The last eighteen years of my life have been by most standards pretty atypical. I graduated from high school, went to college in Malibu, California where I interned in Hollywood, came home, worked in a television news station, hated it, changed careers, worked in a childcare center, loved it, went back to school, and now I am in the midst of finishing up my second degree to become a school teacher. It has taken me until the age of 29, in a roundabout fashion, to truly see what I wanted to do with my life. Eighteen years that Amy did not have the privilege of living. In fact, I thought of Amy the other day when I was substitute teaching in a second grade classroom in Lorain. During recess, a boy who was noticeably smaller then all the other students in the class came up to me crying saying that “no one liked” him.

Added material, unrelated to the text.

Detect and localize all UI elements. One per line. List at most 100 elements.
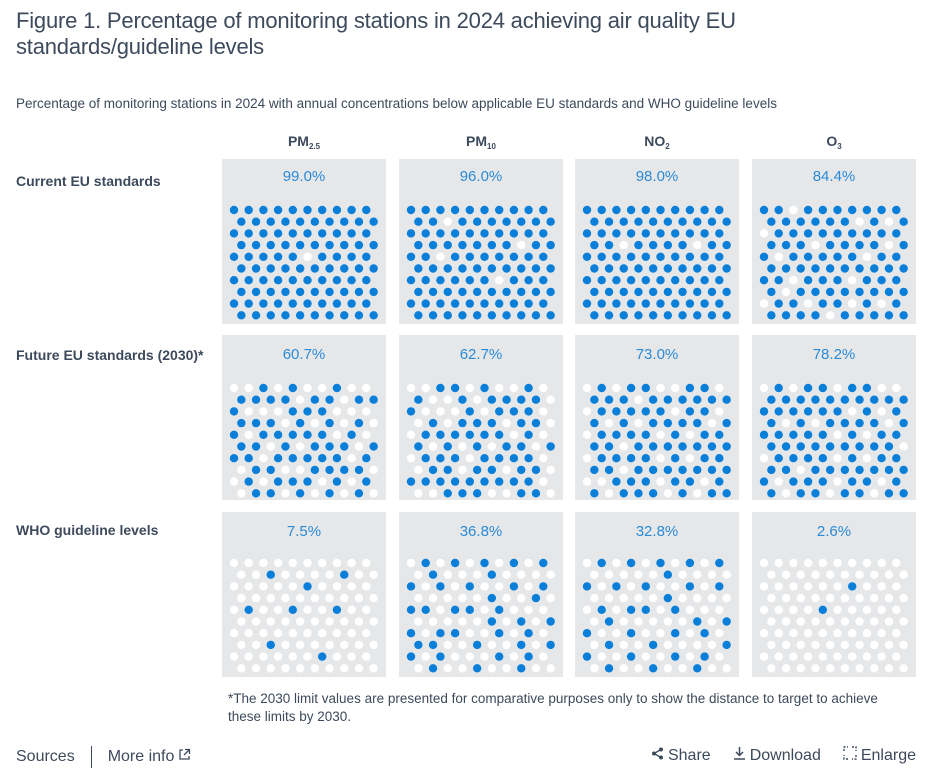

Just as I was about to tell him how nice of a boy he was and how everyone liked him, one girl, who is literally the spitting image of a younger Amy, side saddle ponytail and all, saw the distraught boy and asked if he wanted to play. The young boy wiped his eyes, conjured a smile, and walked away with the girl. As I sat watching the two walk away hand in hand, I realized the importance of that very moment. This girl could have been Amy twenty years ago. In fact one girl who grew up with Amy in Bay, relays a similar story about her on a MySpace page devoted to Mihaljevic. She states that after being picked on by the class bully, Amy took the boy’s arm forcefully and told him to “knock it off.” As I noticed the resemblance between Amy and the young girl in my second grade class, both physically and emotionally, I immediately saw the compelling significance of my life path.
There has to be a reason that I came home after college. There has to be a reason why I changed careers. There has to be a reason why I was so strongly drawn to Amy’s story. There has to be a reason why Amy’s killer has yet to be found. I have to believe. Maybe the mysteriousness of the case will keep it in the forefront of my mind, and becoming a teacher, I will prevent it from happening to one of my future students. Or perhaps these renewed thoughts about the innocent ten-year-old will conjure up some long lost memory from a witness on that fateful day. Or quite possibly it is this: my life path brought me here, in front of this keyboard, writing these simple words. Maybe Amy’s memory will help us remember our own sense of significance in a world that illuminates feelings of insignificance. Maybe someone will read these words and remember to hug a loved one just a bit tighter today. Maybe Amy will help us remember to speak just a little kinder to each other. Maybe she will help us remember to hold on and to cherish each present moment as it passes. Maybe Amy’s not gone. Maybe that monster never actually took her that day. Maybe, just maybe, she was placed in each and every one of us. Remember this. Remember Amy.